La definizione di straining secondo la Cassazione

Come è stato definito dalla Cassazione, lo straining non è altro che una forma un po’ più leggera di mobbing. La fattispecie dello straining frutta a colui che ne ha subito le conseguenze, esattamente come avviene nel mobbing, il diritto al risarcimento del danno, anche se c’è una notevole differenza. Infatti, nello straining non serve che le azioni vessatorie vengano perpetrate in maniera continua. Si tratta di un aspetto molto importante, dal momento che il dipendente ha un vantaggio di non poco conto in riferimento alla prova del fatto.

Lo straining ricorre nel momento in cui lo stress forzato di cui è oggetto il dipendente è legato ad una situazione non idilliaca sull’ambiente di lavoro, ma non ci sono i requisiti per poter parlare di mobbing. Insomma, non c’è una tale gravità, ma in ogni caso tale situazione va a causare delle conseguenze negative sia dal punto di vista lavorativo che in merito alla propria salute.

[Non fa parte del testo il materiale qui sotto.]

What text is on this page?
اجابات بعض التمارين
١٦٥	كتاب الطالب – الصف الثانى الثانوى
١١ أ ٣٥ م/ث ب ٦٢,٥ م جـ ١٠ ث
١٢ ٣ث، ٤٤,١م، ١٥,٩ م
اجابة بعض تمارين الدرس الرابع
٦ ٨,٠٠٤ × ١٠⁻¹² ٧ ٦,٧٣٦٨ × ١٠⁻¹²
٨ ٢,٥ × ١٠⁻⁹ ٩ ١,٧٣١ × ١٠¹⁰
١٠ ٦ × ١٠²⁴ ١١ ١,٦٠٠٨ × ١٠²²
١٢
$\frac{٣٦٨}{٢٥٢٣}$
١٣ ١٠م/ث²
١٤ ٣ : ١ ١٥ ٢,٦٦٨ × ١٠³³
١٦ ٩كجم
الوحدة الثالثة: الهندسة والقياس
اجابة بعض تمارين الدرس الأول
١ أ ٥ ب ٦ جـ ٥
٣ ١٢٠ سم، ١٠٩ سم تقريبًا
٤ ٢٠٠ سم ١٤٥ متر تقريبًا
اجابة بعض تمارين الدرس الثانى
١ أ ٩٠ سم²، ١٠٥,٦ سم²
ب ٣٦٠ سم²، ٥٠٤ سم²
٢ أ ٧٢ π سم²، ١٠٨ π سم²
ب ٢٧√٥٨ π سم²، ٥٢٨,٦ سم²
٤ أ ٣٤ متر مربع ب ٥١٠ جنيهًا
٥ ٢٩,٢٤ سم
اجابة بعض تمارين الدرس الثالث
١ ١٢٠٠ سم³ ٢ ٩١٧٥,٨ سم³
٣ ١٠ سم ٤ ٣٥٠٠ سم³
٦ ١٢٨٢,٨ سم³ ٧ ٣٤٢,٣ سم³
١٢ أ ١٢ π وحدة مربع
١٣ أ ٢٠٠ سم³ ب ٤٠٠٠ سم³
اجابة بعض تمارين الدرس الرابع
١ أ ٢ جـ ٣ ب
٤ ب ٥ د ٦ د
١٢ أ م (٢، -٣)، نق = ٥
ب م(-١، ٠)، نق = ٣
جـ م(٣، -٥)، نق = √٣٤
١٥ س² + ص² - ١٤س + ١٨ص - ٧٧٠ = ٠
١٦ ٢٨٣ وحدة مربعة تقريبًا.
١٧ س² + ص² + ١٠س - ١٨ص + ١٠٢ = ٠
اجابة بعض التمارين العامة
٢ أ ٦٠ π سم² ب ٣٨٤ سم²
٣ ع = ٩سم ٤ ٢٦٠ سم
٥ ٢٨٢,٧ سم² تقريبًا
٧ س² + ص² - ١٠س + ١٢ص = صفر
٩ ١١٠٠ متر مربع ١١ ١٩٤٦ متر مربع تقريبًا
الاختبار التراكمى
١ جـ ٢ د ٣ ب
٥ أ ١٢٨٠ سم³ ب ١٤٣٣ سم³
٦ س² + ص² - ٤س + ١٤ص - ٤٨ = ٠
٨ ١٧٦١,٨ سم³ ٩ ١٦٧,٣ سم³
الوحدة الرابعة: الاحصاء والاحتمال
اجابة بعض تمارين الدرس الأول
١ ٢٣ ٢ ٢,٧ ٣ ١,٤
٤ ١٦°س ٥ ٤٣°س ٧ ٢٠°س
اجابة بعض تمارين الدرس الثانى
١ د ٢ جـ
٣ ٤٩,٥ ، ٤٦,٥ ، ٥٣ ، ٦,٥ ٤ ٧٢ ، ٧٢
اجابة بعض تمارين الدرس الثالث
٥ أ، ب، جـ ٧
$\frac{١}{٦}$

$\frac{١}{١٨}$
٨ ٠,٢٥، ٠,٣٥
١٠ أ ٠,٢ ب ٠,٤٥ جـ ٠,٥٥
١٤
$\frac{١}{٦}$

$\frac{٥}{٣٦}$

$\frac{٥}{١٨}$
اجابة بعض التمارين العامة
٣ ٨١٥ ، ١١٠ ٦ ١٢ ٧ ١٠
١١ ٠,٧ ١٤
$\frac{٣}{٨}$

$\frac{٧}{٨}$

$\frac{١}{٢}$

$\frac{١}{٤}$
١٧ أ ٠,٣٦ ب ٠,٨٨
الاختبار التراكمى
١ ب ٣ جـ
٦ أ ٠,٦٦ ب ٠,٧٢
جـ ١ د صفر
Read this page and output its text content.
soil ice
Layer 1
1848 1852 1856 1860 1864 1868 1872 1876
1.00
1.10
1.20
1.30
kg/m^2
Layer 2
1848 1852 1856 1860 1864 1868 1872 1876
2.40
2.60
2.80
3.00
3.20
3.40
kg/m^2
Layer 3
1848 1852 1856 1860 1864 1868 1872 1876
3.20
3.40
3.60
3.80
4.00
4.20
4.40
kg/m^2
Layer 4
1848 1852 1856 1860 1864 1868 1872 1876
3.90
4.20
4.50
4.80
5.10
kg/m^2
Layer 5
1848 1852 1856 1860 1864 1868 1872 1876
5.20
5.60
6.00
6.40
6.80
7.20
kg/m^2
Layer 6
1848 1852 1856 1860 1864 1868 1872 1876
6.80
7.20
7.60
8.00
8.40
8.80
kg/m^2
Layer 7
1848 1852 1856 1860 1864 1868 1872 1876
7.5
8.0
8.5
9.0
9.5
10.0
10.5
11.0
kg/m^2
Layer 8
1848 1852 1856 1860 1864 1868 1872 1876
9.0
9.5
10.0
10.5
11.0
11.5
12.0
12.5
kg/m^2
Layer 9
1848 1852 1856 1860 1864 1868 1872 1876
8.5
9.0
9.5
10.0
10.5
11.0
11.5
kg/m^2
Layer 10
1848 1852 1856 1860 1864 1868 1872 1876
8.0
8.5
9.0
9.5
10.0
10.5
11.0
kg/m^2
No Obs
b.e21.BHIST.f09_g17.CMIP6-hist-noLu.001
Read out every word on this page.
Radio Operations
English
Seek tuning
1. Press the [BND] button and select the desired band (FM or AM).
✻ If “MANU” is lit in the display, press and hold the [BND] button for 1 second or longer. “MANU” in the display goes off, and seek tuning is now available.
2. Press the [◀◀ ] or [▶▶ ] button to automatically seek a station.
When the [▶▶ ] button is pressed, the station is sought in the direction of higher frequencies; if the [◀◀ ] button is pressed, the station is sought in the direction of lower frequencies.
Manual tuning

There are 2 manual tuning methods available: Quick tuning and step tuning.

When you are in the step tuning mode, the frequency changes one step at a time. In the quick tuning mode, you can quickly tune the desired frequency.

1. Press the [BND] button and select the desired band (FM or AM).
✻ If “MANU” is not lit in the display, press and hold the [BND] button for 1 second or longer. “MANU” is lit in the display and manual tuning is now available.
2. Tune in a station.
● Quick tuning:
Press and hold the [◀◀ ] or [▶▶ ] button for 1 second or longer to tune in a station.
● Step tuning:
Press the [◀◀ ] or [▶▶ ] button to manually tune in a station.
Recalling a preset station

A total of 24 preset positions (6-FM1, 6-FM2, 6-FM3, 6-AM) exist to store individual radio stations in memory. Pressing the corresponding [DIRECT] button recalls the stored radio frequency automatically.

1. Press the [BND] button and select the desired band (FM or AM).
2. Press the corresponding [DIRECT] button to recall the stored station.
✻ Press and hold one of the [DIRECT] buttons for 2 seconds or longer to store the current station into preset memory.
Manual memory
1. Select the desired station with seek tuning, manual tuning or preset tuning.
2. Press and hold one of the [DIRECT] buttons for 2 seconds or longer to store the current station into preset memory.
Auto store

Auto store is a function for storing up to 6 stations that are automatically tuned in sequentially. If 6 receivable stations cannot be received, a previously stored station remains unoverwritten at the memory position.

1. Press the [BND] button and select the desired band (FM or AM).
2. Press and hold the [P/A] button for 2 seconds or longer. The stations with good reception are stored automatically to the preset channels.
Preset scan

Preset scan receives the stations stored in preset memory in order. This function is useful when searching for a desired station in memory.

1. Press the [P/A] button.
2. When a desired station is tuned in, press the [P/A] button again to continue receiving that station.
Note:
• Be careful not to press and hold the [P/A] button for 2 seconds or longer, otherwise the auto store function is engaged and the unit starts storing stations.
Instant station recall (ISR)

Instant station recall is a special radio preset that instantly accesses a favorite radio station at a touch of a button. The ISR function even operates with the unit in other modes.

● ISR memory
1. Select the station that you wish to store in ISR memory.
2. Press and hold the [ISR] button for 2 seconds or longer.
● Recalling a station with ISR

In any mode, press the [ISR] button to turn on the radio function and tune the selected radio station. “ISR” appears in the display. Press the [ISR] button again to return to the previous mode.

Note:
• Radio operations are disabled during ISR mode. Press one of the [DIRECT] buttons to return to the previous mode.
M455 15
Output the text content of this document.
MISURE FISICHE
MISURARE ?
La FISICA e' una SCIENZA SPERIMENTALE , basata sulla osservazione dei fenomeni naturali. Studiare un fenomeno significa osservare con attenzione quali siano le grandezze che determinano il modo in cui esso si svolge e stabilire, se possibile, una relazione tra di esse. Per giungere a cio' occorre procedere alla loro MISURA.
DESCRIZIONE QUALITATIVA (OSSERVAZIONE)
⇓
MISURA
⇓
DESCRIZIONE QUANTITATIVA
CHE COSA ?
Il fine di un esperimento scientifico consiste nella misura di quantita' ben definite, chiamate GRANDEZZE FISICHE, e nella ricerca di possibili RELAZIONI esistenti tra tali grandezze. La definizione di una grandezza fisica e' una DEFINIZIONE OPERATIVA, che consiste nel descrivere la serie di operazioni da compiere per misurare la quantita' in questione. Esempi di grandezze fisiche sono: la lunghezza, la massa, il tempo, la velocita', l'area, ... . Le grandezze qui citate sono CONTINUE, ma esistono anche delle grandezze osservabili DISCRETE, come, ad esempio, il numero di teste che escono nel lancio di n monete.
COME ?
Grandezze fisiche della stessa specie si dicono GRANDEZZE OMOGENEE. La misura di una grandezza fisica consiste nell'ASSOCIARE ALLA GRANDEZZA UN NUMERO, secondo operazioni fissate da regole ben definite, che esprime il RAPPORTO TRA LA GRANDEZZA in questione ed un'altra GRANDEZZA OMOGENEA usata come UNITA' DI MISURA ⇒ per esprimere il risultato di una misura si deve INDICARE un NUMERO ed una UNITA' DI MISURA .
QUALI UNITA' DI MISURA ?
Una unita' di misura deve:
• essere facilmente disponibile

Gli strumenti per difendersi

Chi è stato oggetto di straining ha il vero e proprio diritto di fare richiesta al giudice perché gli venga risarcito il danno. Si tratta di una fattispecie enunciata nel codice civile in cui si parla di tutela delle condizioni di lavoro. Secondo tale norma, il datore di lavoro deve predisporre tutte quelle condizioni affinché vengano tutelate sia la personalità morale che l’integrità fisica del lavoratore. Nel caso in cui, invece, non dovessero verificarsi tali condizioni, allora il datore di lavoro dovrà risarcire il danno non patrimoniale al lavoratore. Nella disposizione del codice civile si parla espressamente di come il datore di lavoro debba evitare di intraprendere iniziative che possano far ricadere il dipendente in situazioni stressogene, ovvero che possano portare un grave senso di frustrazione sia personale che professionale al lavoratore.

La differenza con la fattispecie del mobbing

Come abbiamo sottolineato all’inizio, lo straining è una forma più leggera del mobbing. L’aspetto assente in confronto a quest’ultimo, quindi, è proprio la continuità che caratterizza le azioni vessatorie. I casi di riferimento possono essere numerosi: ad esempio, si tratta dell’isolamento, demansionamento, dequalificazione o quando il dipendente viene spogliato degli strumenti di lavoro. Ebbene, qualora in questi casi la condotta nociva possa riversarsi in una sola e isolata azione o, in ogni caso, in un insieme di azioni in cui manchi però il carattere di continuità, allora ci si trova nella fattispecie dello straining. È bene ricordare, però, come anche questa fattispecie possa provocare degli importanti disturbi al dipendente, sia dal punto di vista psico-fisico che psico-somatico.